Compute drop indicator for each row
Description
This function computes a logical vector indicating whether each row in the dataset has been dropped.
Usage
metric_drop_id(c_output)
Arguments
c_output |
A list containing output data to compute the drop indicator. |
Value
A logical vector indicating dropped rows (TRUE = dropped).
Compute drop index for each row
Description
This function returns the index of the dropped column for each row, or NA
if no column was dropped.
Usage
metric_drop_index(c_output)
Arguments
c_output |
A list containing output data to compute the drop index. |
Value
A vector of drop indices (or NA if no drop occurred).
Compute total NA count for each column
Description
This function calculates the total NA count for each column by summing the drop, section NA, and single NA metrics.
Usage
metric_na(drop, sec_na, single_na)
Arguments
drop |
A vector of drop counts for each column. |
sec_na |
A vector of section NA counts for each column. |
single_na |
A vector of single NA counts for each column. |
Value
A vector of total NA counts.
Compute section length metric for each column
Description
This function calculates the mode (most common value) of the left-out section length for each column.
Usage
metric_sec_length(c_output)
Arguments
c_output |
A list containing output data to compute the section length metric. |
Value
A vector of section length values.
Compute section NA metric for each column
Description
This function calculates the total number of section NAs for each column in the dataset.
Usage
metric_sec_na(c_output)
Arguments
c_output |
A list containing output data to compute the section NA metric. |
Value
A vector of section NA values.
Compute single NA metric for each column
Description
This function calculates the total number of single NAs for each column.
Usage
metric_single_na(c_output)
Arguments
c_output |
A list containing output data to compute the single NA metric. |
Value
A vector of single NA values.
Detect dropped observations and columns
Description
This function identifies rows and columns with dropped values in the dataset based on the c_output
.
Usage
metrics_detect(data, c_output)
Arguments
data |
The original dataset. |
c_output |
A list containing output data to detect dropped values. |
Value
A dataframe indicating the dropped rows and columns.
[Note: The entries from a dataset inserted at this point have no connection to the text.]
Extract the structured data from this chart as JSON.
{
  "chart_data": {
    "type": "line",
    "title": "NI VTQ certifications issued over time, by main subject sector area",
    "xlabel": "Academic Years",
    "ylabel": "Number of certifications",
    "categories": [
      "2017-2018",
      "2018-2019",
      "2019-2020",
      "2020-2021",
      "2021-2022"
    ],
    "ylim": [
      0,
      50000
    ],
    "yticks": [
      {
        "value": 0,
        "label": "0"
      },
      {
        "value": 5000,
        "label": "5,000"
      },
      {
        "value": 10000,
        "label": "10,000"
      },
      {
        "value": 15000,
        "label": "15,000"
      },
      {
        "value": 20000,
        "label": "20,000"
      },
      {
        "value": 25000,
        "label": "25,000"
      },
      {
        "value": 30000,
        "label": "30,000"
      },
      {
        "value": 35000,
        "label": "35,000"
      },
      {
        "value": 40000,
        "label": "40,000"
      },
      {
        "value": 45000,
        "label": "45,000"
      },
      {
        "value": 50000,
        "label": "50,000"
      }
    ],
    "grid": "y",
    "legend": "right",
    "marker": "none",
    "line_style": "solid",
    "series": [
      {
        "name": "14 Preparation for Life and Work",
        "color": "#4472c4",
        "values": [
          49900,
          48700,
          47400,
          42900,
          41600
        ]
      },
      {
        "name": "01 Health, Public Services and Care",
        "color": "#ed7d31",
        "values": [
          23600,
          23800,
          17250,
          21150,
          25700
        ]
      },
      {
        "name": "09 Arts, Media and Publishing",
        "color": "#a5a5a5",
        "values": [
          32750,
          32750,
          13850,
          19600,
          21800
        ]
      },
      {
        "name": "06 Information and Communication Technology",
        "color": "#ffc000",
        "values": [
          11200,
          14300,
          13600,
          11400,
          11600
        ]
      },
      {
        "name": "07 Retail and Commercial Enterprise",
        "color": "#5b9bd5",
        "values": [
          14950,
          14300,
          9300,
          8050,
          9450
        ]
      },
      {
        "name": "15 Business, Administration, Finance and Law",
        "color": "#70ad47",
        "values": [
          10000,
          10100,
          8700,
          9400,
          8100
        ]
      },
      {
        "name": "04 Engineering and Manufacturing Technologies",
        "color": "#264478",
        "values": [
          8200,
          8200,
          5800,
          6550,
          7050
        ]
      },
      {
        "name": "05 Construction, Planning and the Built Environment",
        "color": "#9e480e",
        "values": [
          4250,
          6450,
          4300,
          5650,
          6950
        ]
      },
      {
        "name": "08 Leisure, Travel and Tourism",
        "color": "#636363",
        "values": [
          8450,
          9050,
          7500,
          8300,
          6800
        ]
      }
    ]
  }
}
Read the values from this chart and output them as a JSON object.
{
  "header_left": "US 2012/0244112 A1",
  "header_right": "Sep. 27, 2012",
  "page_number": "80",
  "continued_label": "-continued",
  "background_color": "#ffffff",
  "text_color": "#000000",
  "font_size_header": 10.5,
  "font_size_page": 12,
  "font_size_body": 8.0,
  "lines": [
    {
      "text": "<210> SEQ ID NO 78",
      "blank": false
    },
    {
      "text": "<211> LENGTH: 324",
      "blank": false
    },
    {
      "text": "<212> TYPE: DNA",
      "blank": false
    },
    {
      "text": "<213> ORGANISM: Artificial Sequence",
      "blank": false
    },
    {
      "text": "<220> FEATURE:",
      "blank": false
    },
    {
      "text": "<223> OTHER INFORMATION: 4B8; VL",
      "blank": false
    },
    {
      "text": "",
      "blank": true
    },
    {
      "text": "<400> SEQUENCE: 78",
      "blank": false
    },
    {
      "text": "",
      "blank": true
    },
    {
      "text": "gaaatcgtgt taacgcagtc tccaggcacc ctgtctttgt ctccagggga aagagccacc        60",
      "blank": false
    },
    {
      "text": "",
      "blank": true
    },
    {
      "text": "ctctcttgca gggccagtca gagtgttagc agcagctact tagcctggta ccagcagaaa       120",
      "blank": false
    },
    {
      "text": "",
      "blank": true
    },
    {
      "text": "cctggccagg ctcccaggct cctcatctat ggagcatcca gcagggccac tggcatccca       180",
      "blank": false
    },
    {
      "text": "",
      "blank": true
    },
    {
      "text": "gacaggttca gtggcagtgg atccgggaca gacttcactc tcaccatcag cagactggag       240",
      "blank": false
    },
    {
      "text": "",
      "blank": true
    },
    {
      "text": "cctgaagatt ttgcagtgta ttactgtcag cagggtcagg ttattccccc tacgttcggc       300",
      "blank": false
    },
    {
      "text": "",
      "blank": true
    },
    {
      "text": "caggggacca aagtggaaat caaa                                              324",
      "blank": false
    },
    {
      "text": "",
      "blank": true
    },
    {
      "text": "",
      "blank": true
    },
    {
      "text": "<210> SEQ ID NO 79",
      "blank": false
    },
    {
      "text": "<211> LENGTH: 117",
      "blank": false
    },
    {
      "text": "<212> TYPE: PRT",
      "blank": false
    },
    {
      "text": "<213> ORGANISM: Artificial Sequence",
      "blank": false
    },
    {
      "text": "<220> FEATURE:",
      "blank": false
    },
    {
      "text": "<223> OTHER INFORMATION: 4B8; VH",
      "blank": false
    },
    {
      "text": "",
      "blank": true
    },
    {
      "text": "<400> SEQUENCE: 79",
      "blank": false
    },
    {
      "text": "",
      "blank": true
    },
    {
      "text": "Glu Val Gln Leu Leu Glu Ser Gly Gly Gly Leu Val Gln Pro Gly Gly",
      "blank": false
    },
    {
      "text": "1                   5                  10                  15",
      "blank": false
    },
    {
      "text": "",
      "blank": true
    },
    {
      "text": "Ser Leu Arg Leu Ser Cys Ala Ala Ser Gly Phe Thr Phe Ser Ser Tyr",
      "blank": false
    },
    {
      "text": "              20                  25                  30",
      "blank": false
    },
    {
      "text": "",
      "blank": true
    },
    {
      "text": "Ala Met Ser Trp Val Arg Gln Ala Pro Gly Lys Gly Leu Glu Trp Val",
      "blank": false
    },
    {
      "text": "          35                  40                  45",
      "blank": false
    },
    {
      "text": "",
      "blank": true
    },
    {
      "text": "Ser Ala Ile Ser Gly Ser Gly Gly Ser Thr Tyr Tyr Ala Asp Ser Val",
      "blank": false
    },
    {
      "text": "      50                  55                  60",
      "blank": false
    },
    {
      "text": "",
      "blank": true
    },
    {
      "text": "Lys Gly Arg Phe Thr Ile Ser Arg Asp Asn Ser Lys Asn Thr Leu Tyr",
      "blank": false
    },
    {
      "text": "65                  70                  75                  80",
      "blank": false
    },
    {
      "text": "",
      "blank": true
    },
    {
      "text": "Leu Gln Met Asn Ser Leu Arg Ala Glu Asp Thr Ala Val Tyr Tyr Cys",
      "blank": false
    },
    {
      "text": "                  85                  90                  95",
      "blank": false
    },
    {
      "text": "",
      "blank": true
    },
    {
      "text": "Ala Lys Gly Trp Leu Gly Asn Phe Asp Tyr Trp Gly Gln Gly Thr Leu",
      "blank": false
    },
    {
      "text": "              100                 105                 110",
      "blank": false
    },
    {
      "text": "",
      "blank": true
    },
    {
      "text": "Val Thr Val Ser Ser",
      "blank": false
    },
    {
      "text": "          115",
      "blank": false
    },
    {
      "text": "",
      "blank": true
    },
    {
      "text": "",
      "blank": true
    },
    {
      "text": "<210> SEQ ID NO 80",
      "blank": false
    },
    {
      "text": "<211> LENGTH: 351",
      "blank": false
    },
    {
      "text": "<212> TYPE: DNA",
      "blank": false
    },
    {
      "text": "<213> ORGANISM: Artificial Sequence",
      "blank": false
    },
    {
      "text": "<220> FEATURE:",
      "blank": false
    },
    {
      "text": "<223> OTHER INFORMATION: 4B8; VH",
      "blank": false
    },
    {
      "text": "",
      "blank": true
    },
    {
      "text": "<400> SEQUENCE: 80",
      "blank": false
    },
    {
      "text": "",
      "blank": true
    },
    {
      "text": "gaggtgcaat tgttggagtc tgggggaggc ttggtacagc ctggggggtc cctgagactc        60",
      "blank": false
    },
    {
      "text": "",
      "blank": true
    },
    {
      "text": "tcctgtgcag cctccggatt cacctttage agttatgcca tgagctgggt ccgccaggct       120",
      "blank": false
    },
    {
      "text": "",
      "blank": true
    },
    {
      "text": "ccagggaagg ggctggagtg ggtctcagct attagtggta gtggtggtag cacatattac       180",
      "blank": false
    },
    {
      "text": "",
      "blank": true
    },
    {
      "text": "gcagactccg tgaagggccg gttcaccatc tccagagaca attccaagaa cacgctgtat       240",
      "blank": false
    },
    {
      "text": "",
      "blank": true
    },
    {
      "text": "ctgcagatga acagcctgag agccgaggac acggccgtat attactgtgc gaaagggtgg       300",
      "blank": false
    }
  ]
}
Generate a summary of metrics for the dataset
Description
This function calculates a variety of metrics on the provided data and a corresponding output (c_output
).
These metrics include drop rate, section NA, section length, single NA, and the number of complete rows.
Usage
metrics_summary(data, c_output)
Arguments
data |
A dataframe containing the dataset. |
c_output |
A list or dataframe containing the computed output that helps generate the metrics. |
Value
A dataframe summarizing the computed metrics for each column.